Hayden snorts. “Yeah man, I know,” he says, and tries not to feel too sad for Shane, for the way that his shoulders immediately slump in unspoken relief. Desperate to bring some levity back to the moment, Hayden continues, “I mean, I’m hot, so I’d get it if you did—”
“Oh, fuck off—” Shane says.
“But you’re for sure too obsessed with Lily to be checking out other guys.”
“I am not obsessed,” Shane says. It’s such an obvious lie that Hayden almost feels bad for him.
“Sure you’re not,” Hayden says.
“I’m not,” Shane insists.
“Whatever man,” Hayden says, rolling his eyes. Ignores the way that Shane scowls at him. “So, when do I get to meet this mystery dude, then? Now that I know Lily is a guy, I can meet him, right?”
“Oh, absolutely the fuck not,” Shane says, eyes widening like this is some whole new emergency—like its not the extremely obvious next step, now that Hayden knows that he’s gay. “You are never meeting him.”

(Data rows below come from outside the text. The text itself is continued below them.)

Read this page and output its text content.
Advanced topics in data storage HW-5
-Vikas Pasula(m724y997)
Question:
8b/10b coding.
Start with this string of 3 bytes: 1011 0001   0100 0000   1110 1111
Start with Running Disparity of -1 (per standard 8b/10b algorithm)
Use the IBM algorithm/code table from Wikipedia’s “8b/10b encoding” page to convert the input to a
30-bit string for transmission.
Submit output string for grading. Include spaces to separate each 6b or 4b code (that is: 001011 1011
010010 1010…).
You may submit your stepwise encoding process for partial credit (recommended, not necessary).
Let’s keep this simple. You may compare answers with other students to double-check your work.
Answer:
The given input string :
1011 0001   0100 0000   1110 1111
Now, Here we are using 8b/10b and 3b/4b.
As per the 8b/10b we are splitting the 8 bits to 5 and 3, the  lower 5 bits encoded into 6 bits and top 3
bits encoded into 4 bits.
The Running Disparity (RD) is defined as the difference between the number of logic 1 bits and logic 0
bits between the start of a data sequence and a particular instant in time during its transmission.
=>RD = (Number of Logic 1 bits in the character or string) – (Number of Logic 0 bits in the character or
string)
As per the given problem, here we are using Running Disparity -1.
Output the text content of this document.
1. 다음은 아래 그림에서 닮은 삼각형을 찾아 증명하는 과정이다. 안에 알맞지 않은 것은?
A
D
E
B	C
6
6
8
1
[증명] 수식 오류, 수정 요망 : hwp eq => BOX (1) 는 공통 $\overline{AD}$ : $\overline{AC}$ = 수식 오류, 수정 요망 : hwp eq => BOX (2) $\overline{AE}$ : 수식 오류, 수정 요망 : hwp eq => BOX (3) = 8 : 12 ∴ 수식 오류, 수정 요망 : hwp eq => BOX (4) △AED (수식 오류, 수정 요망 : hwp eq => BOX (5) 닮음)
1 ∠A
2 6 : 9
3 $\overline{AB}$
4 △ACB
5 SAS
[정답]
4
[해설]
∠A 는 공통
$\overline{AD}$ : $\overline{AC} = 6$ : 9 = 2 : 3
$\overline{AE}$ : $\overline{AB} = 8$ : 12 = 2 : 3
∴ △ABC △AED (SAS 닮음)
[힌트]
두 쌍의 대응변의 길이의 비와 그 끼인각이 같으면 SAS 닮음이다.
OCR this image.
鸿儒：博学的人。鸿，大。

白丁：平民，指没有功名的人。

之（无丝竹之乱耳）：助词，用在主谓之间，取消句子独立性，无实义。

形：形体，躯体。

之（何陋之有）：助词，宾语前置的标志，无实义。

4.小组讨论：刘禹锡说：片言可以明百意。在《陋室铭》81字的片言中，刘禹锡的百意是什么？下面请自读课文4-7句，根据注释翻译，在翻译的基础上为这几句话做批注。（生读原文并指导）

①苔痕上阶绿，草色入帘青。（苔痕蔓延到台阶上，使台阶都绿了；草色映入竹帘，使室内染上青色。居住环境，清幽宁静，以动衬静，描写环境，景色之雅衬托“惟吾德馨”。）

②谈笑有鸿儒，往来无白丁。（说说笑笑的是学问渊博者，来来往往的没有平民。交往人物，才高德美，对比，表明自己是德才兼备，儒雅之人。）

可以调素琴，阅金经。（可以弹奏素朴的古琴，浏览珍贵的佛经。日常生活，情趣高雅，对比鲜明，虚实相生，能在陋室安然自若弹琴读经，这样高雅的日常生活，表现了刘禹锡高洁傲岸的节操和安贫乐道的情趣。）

“What?” Hayden says, a bit offended by the immediate hard denial. “Why not? You’ve been dating him for years, dude. I want to meet the guy who makes my best friend so happy.”
Shane blushes again. Gotcha, Hayden thinks.
“It’s not— we’re not dating.”
Hayden levels him with a look that he hopes conveys exactly how full of shit he thinks Shane is. It must work, because Shane crosses his arms, defensive.
“We’re not,” he repeats, like a total liar.
“Sure man,” Hayden says. “Whatever you say.”
Shane relaxes slightly at the implied concession. Good. Better for him to be lulled into a false sense of security. Because he is an actual idiot if he thinks Hayden’s gonna let this go that easily.
Now that Hayden knows what he needs to actually ally about, he’s gonna ally harder than ever. He’ll be such a good ally that Shane won’t have any choice but to introduce him to his boyfriend.
He might have gotten his wires a bit crossed before, but this time, this time he knows for a fact that he’s on the right track.
Opening up a new browser window, Hayden types how to support gay best friend.
He’s gonna be the best gay ally ever.